John Hoyne

Personal information
- Native name: Seán Ó hEoghain (Irish)
- Born: 2 April 1978 (age 48) Ballycallan, County Kilkenny
- Occupation: Carpenter
- Height: 6 ft 1 in (185 cm)

Sport
- Sport: Hurling
- Position: Half-forward

Club
- Years: Club
- Graigue–Ballycallan

Inter-county
- Years: County
- 1998-2005: Kilkenny

Inter-county titles
- Leinster titles: 5
- All-Irelands: 3

= John Hoyne =

Irish hurler

John Joseph Hoyne (born 2 April 1978) is a former Irish sportsperson. He plays hurling with his local club Graigue–Ballycallan and he used play with the Kilkenny senior inter-county team from 2000 until 2005.

==Playing career==

===Club===

Hoyne plays his club hurling with his local Graigue–Ballycallan club and has enjoyed much success. He won both county minor and under-21 honours with the club before playing in four successive senior county finals from 1998 until 2001. Hoyne ended up on the winning side in 1998 and 2000.

===Inter-county===

Hoyne first came to prominence on the inter-county scene at underage levels. He won Leinster medals in both minor and under-21 with Kilkenny before later joining the county senior team.

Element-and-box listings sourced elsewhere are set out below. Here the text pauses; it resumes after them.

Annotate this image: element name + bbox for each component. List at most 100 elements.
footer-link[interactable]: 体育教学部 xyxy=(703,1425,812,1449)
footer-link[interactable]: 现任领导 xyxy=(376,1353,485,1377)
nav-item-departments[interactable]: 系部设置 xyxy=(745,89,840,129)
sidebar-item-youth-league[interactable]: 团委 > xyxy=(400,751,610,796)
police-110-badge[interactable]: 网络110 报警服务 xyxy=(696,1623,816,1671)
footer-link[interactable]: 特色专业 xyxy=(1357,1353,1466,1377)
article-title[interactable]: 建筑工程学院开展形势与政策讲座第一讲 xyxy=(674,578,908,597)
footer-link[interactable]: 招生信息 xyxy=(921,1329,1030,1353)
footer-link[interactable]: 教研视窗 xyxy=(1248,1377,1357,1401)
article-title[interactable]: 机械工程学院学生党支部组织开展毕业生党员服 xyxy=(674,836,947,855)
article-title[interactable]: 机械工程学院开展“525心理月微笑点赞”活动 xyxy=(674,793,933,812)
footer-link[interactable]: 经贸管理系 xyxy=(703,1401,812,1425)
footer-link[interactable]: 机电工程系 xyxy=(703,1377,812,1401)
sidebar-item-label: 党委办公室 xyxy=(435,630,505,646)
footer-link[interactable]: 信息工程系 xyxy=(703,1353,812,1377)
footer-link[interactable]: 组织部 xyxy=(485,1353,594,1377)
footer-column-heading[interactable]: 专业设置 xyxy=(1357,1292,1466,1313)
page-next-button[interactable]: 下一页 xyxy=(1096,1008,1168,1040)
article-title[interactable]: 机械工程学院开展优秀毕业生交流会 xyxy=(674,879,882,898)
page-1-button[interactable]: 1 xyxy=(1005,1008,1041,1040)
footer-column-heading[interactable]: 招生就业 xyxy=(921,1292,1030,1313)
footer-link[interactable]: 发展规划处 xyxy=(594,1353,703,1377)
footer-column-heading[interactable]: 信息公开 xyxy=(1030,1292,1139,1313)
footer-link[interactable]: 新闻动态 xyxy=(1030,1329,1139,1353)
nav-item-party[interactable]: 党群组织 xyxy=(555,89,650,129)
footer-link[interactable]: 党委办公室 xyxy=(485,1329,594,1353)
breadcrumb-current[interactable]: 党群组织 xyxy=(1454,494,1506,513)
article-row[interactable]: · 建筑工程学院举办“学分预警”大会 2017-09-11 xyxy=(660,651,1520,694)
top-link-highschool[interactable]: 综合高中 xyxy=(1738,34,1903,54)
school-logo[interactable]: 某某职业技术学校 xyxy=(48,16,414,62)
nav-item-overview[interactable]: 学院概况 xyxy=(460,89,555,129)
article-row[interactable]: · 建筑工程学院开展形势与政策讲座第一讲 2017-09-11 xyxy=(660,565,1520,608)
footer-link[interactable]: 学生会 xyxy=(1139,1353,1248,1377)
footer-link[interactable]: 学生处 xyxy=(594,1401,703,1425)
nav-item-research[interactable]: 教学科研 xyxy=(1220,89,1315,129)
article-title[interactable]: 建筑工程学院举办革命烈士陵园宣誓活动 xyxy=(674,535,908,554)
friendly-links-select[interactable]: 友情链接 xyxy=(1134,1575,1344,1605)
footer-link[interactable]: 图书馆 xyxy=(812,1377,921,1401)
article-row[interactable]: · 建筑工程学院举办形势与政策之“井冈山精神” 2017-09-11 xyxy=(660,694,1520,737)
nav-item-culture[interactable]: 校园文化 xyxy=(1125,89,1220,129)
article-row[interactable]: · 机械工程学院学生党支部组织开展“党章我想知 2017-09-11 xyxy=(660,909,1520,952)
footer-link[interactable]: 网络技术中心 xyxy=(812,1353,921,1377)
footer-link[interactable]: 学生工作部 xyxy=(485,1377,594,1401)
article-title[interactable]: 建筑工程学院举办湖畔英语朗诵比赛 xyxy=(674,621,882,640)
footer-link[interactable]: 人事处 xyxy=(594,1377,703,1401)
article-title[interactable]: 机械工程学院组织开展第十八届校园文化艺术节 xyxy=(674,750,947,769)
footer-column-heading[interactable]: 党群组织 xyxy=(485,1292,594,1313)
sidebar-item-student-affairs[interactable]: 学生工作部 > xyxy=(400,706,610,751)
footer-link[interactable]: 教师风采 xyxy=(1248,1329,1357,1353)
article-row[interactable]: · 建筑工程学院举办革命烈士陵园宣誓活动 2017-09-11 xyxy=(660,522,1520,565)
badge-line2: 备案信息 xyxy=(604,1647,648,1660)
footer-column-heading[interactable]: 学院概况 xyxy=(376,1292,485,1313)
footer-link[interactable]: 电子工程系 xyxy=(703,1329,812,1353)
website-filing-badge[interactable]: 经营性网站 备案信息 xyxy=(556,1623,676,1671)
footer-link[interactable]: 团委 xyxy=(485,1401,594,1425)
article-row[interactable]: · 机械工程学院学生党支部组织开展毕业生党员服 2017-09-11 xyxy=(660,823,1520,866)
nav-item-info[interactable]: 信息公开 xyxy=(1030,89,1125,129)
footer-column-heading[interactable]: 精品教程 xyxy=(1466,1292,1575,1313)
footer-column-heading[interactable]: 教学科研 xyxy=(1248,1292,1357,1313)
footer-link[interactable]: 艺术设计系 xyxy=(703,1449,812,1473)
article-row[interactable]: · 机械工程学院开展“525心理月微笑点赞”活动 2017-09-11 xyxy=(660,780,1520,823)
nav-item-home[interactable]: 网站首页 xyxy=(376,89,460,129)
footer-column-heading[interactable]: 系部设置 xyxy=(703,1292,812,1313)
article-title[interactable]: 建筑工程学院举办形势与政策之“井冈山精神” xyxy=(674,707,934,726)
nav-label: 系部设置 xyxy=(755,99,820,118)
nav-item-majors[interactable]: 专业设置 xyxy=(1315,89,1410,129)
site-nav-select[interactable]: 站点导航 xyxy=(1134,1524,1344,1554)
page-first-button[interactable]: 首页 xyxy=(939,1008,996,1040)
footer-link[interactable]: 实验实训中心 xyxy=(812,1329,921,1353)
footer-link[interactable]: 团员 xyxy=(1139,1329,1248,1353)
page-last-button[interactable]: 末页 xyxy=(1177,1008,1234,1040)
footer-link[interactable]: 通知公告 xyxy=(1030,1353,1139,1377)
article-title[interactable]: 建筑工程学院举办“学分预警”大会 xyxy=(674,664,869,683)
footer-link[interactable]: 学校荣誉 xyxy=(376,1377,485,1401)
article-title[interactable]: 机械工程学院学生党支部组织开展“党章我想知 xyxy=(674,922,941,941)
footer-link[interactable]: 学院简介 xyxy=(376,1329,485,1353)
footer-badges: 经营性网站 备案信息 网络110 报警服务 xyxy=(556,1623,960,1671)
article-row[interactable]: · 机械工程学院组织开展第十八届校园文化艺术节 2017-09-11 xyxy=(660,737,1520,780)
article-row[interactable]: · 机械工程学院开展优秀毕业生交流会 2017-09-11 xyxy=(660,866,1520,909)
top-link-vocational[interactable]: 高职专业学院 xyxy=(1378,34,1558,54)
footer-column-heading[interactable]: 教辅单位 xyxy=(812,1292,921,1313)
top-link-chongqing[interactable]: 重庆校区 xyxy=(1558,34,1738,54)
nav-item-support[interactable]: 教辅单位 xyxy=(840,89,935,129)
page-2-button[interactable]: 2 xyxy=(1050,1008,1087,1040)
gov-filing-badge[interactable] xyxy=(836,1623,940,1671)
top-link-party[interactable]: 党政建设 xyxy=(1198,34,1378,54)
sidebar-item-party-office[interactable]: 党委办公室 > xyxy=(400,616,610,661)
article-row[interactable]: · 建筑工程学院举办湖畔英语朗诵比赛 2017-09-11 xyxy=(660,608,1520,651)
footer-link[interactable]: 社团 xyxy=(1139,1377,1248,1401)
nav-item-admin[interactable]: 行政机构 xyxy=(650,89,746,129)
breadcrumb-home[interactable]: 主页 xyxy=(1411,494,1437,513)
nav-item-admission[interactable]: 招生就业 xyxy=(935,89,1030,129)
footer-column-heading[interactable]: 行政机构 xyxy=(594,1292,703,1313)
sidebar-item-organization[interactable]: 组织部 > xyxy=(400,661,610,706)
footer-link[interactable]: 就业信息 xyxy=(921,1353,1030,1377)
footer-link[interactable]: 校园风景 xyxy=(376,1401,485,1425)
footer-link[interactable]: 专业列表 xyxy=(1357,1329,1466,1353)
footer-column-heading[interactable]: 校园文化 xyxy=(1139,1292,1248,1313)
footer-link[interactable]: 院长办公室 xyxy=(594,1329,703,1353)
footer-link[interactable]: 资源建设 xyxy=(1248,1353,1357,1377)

Hoyne won his first senior Leinster title with his native-county in 2000. He later lined out in his first All-Ireland final at Croke Park where Offaly, the defeated Leinster finalists, provided the opposition. The stakes were high for Kilkenny as the prospect of becoming the first team to lose three All-Ireland finals in-a-row was a daunting one. In the end victory went to Kilkenny by a huge score and Hoyne collected his first All-Ireland medal. He won a second Leinster title in 2001, however, his side were later beaten in the All-Ireland semi-final. 2002 saw Hoyne add a National Hurling League medal to his collection before winning a third provincial title. Kilkenny subsequently defeated Clare in the championship decider, giving Hoyne a second All-Ireland medal. The success continued in 2003 as he won a second consecutive National League medal. Hoyne later won a fourth Leinster title before lining out in another All-Ireland final. Cork were the opponents on that occasion, however, 'the Cats' overcame the Leesiders in a thrilling game, giving Hoyne a third All-Ireland medal. In 2004 Kilkenny were aiming for a third All-Ireland title in-a-row, however, all did not go to plan as the team lost their provincial crown to Wexford. Kilkenny did reach the All-Ireland final via the 'back-door' system, however, Cork defeated them in a tense match. Hoyne won a fifth Leinster medal in 2005, however, Kilkenny were later caught on the hop in the All-Ireland semi-final as Galway defeated 'the Cats' in one of the all-time classic games. Hoyne retired from inter-county duty shortly afterwards.